« Don’t be so shy. You’re fabulous. Could you smile? »
[Ne sois pas si timide. Tu es fabuleuse. Peux-tu sourire?]
Abandonnée par sa mère, Maria, 13 ans, est contrainte de vivre chez sa grand-mère dans une ville industrielle austère. Lors d’une violente altercation dans la rue, Maria rencontre Kristina, une jeune fille du même âge qui aspire à devenir mannequin. Pour se rapprocher d’elle, Maria s’inscrit dans une mystérieuse école de mannequins, où les jeunes filles se préparent au plus grand casting de la région. Sa relation ambiguë avec Kristina et l’atmosphère intense et sectaire de l’école de mannequins la poussent à se lancer dans une quête de sa propre identité.
Avec Toxic (Akiplėša), Saulė Bliuvaitė propose une œuvre explore notre relation à notre corps et notre façon de gérer nos imperfections à travers des paysages toxiques, des normes de beauté toxiques et des relations toxiques.
Au-delà de la notion du corps parfait que ces filles recherchent, c’est surtout la cause qui est déroutante. Les deux adolescentes qu’on suit tout au long du film ne cherchent pas à devenir mannequins parce que c’est un rêve d’être une top modèle. Elles le font surtout parce que c’est une occasion de sortir de leur vie de misère. Elles cherchent à s’échapper de l’environnement familial toxique et d’une ville qui ne leur offre aucune perspective d’avenir.

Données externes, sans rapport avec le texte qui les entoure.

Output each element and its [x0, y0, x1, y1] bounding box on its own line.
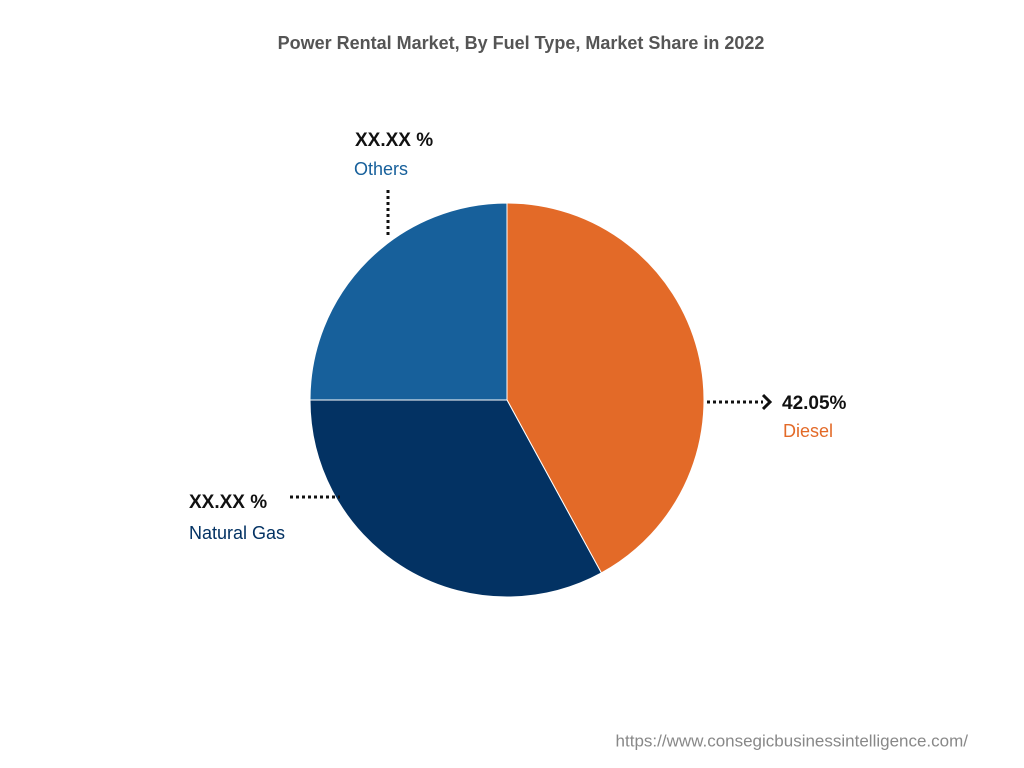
chart-title: Power Rental Market, By Fuel Type, Marke…	[278, 33, 765, 53]
pie-slice	[309, 399, 603, 598]
value-label: XX.XX %	[355, 130, 433, 151]
leader-arrow	[761, 393, 773, 411]
value-label: 42.05%	[782, 393, 847, 414]
pie-slice	[506, 202, 705, 574]
category-label: Diesel	[783, 421, 833, 441]
category-label: Others	[354, 159, 408, 179]
pie-slice	[309, 202, 508, 401]
category-label: Natural Gas	[189, 523, 285, 543]
value-label: XX.XX %	[189, 492, 267, 513]
source-url: https://www.consegicbusinessintelligence…	[616, 731, 969, 750]
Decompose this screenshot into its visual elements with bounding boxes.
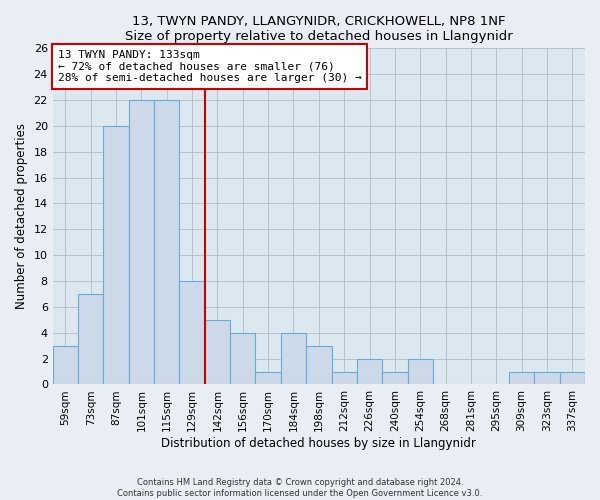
- Bar: [357, 358, 382, 384]
- Y-axis label: Number of detached properties: Number of detached properties: [15, 124, 28, 310]
- Bar: [256, 372, 281, 384]
- Bar: [129, 100, 154, 384]
- Bar: [560, 372, 585, 384]
- Bar: [179, 281, 205, 384]
- Bar: [382, 372, 407, 384]
- Bar: [281, 332, 306, 384]
- Bar: [407, 358, 433, 384]
- Bar: [230, 332, 256, 384]
- Text: Contains HM Land Registry data © Crown copyright and database right 2024.
Contai: Contains HM Land Registry data © Crown c…: [118, 478, 482, 498]
- Bar: [103, 126, 129, 384]
- Text: 13 TWYN PANDY: 133sqm
← 72% of detached houses are smaller (76)
28% of semi-deta: 13 TWYN PANDY: 133sqm ← 72% of detached …: [58, 50, 362, 83]
- Bar: [306, 346, 332, 385]
- Bar: [332, 372, 357, 384]
- Bar: [205, 320, 230, 384]
- Title: 13, TWYN PANDY, LLANGYNIDR, CRICKHOWELL, NP8 1NF
Size of property relative to de: 13, TWYN PANDY, LLANGYNIDR, CRICKHOWELL,…: [125, 15, 513, 43]
- X-axis label: Distribution of detached houses by size in Llangynidr: Distribution of detached houses by size …: [161, 437, 476, 450]
- Bar: [535, 372, 560, 384]
- Bar: [509, 372, 535, 384]
- Bar: [154, 100, 179, 384]
- Bar: [78, 294, 103, 384]
- Bar: [53, 346, 78, 385]
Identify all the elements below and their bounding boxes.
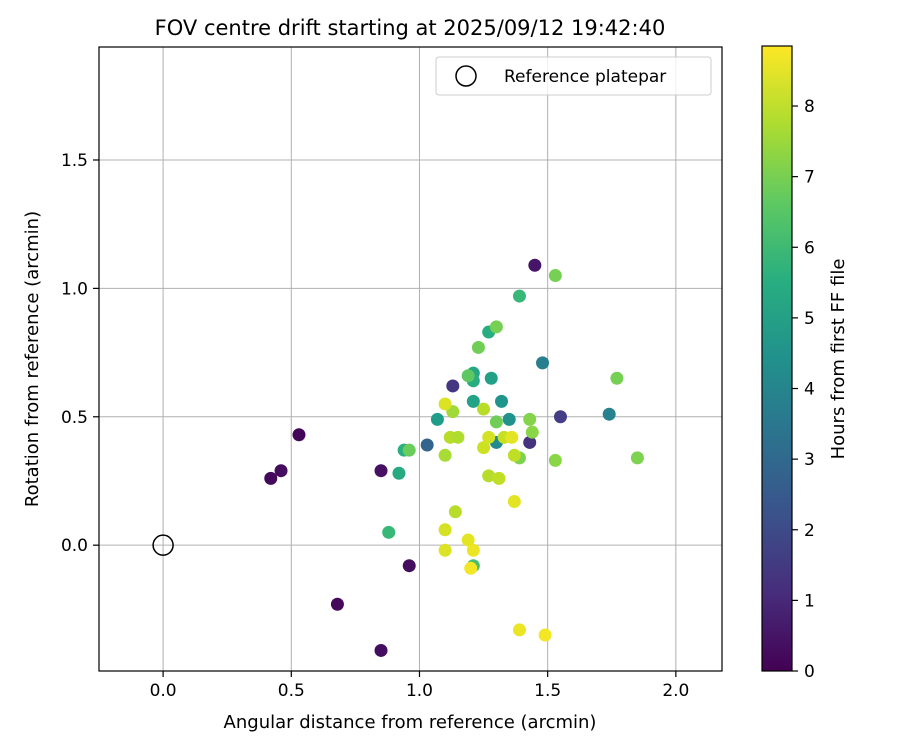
data-point <box>507 448 521 462</box>
legend-marker-icon <box>455 65 477 87</box>
data-point <box>402 443 416 457</box>
y-axis-label: Rotation from reference (arcmin) <box>22 211 43 507</box>
colorbar-tick-label: 4 <box>804 380 815 400</box>
data-point <box>382 525 396 539</box>
y-tick-label: 0.5 <box>61 408 88 428</box>
data-point <box>502 412 516 426</box>
data-point <box>274 464 288 478</box>
y-tick-label: 1.5 <box>61 151 88 171</box>
colorbar-ticks: 0 1 2 3 4 5 6 7 8 <box>792 97 815 682</box>
data-point <box>505 430 519 444</box>
colorbar: 0 1 2 3 4 5 6 7 8 Hours from first FF file <box>761 45 849 682</box>
grid <box>99 47 722 671</box>
data-point <box>438 523 452 537</box>
data-point <box>292 428 306 442</box>
x-tick-label: 2.0 <box>662 681 689 701</box>
x-axis-label: Angular distance from reference (arcmin) <box>224 712 597 733</box>
data-point <box>392 466 406 480</box>
data-point <box>438 448 452 462</box>
data-point <box>264 471 278 485</box>
data-point <box>548 453 562 467</box>
chart-title: FOV centre drift starting at 2025/09/12 … <box>155 16 666 40</box>
data-point <box>330 597 344 611</box>
data-point <box>464 561 478 575</box>
y-tick-label: 1.0 <box>61 279 88 299</box>
x-tick-label: 0.5 <box>278 681 305 701</box>
reference-point-marker <box>152 534 174 556</box>
data-point <box>553 410 567 424</box>
colorbar-label: Hours from first FF file <box>828 259 849 460</box>
data-point <box>471 340 485 354</box>
data-point <box>512 289 526 303</box>
data-point <box>420 438 434 452</box>
x-tick-label: 1.0 <box>406 681 433 701</box>
data-points <box>264 258 644 657</box>
data-point <box>430 412 444 426</box>
data-point <box>466 543 480 557</box>
data-point <box>461 369 475 383</box>
data-point <box>536 356 550 370</box>
data-point <box>477 402 491 416</box>
legend-entry-label: Reference platepar <box>504 67 666 87</box>
data-point <box>489 415 503 429</box>
data-point <box>451 430 465 444</box>
data-point <box>630 451 644 465</box>
legend-box <box>435 56 712 96</box>
colorbar-tick-label: 3 <box>804 450 815 470</box>
colorbar-tick-label: 0 <box>804 662 815 682</box>
colorbar-tick-label: 2 <box>804 521 815 541</box>
data-point <box>495 394 509 408</box>
x-tick-label: 1.5 <box>534 681 561 701</box>
data-point <box>602 407 616 421</box>
data-point <box>525 425 539 439</box>
data-point <box>446 379 460 393</box>
y-axis: 0.0 0.5 1.0 1.5 <box>61 151 99 556</box>
data-point <box>523 435 537 449</box>
data-point <box>438 543 452 557</box>
data-point <box>512 623 526 637</box>
data-point <box>507 495 521 509</box>
x-axis: 0.0 0.5 1.0 1.5 2.0 <box>150 671 689 701</box>
data-point <box>374 464 388 478</box>
data-point <box>466 394 480 408</box>
colorbar-gradient <box>761 45 793 672</box>
data-point <box>523 412 537 426</box>
data-point <box>402 559 416 573</box>
legend: Reference platepar <box>435 56 712 96</box>
data-point <box>610 371 624 385</box>
data-point <box>548 269 562 283</box>
data-point <box>492 471 506 485</box>
colorbar-tick-label: 7 <box>804 168 815 188</box>
plot-frame <box>98 46 723 672</box>
data-point <box>477 441 491 455</box>
data-point <box>528 258 542 272</box>
colorbar-tick-label: 6 <box>804 238 815 258</box>
data-point <box>484 371 498 385</box>
x-tick-label: 0.0 <box>150 681 177 701</box>
data-point <box>538 628 552 642</box>
data-point <box>374 643 388 657</box>
y-tick-label: 0.0 <box>61 536 88 556</box>
reference-marker <box>152 534 174 556</box>
data-point <box>489 320 503 334</box>
data-point <box>438 397 452 411</box>
data-point <box>482 430 496 444</box>
colorbar-tick-label: 8 <box>804 97 815 117</box>
data-point <box>448 505 462 519</box>
colorbar-tick-label: 1 <box>804 591 815 611</box>
data-point <box>461 533 475 547</box>
data-point <box>482 469 496 483</box>
colorbar-tick-label: 5 <box>804 309 815 329</box>
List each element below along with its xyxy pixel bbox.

À partir de la, la réalisatrice utilise ses personnages et leur quête pour traiter de la marchandisation du corps. Ou plutôt de l’utilisation de son propre corps à titre de produit, de monnaie, de la même manière qu’on utilise des billets ou des légumes pour vivre. Elles ont compris (ou elles croient comprendre) comment leur corps peut être leur billet de départ vers une autre contrée.
Mais il y a un pas entre la théorie et la réalité. Ou entre vouloir et pouvoir. Utiliser son corps peut sembler facile, mais les filles réaliseront éventuellement que de simplement se trémousser ne leur permettra probablement pas de s’évader. Après tout, elles sont une douzaine dans l’école et clairement, il n’y a pas tant d’ouvertures pour le billet gagnant.
Ce qui signifie que de s’enrôler dans cette « école » pour fuir une situation toxique les mène directement à une autre situation toxique.
Avec Toxic, Saulė Bliuvaitė dresse un portrait assez triste de la réalité des jeunes Lituaniennes.
Lors du tournage, Vytautas (le directeur de la photographie)a cherché à créer une cinématographie unique pour capturer l’essence de l’atmosphère, de l’environnement et des héroïnes elles-mêmes. Cette image renforce justement cette impression de lourdeur et de cage dans laquelle vivent ces filles. Même les moments qui devraient être plus heureux finissent par avoir une apparence grise, déprimante. Plus le temps passe et plus on a l’impression que chaque décision que prennent les filles ne fait que leur nuire davantage.
Donc, pour parvenir à leur objectif, les héroïnes se lancent dans un projet de perfectionnement de leur corps pour échapper à la vie sans avenir de leur quartier sinistre et devenir des modèles. Délaissées par leurs parents, elles tentent de trouver leur place dans le monde tel qu’elles le comprennent. Perçage du nombril, ingestion de produits dangereux, sorties dans des endroits mettant leur santé à risque ou encore agressions entre les élèves, rien ne va vraiment.
La question qui hante le spectateur est : est-ce que les personnes qui vivent dans ce genre d’environnements ont réellement une chance de s’en sortir?
À travers une narration nuancée et un développement de personnages convaincant, Bliuvaitė plonge dans la dynamique complexe des relations humaines et la quête d’identité au sein d’un collectif. Ici, il s’agit d’une école douteuse de mannequinat. Mais la scénariste aurait pu choisir parmi de nombreuses options, puisque la recherche d’une échappatoire à tout prix finit presque assurément par mener à la déchéance et à l’autodestruction.
Toxic est un film lent, qui laisse le temps au spectateur de prendre entièrement conscience de ce à quoi il assiste. Il crée une ambiance lourde et déprimante sans jamais tomber dans le mélodrame.
Il s’agit d’une première œuvre solide, qui me donne envie de suivre la carrière de cette jeune réalisatrice.
Toxic est présenté au FCMS, les 10 et 13 avril 2025.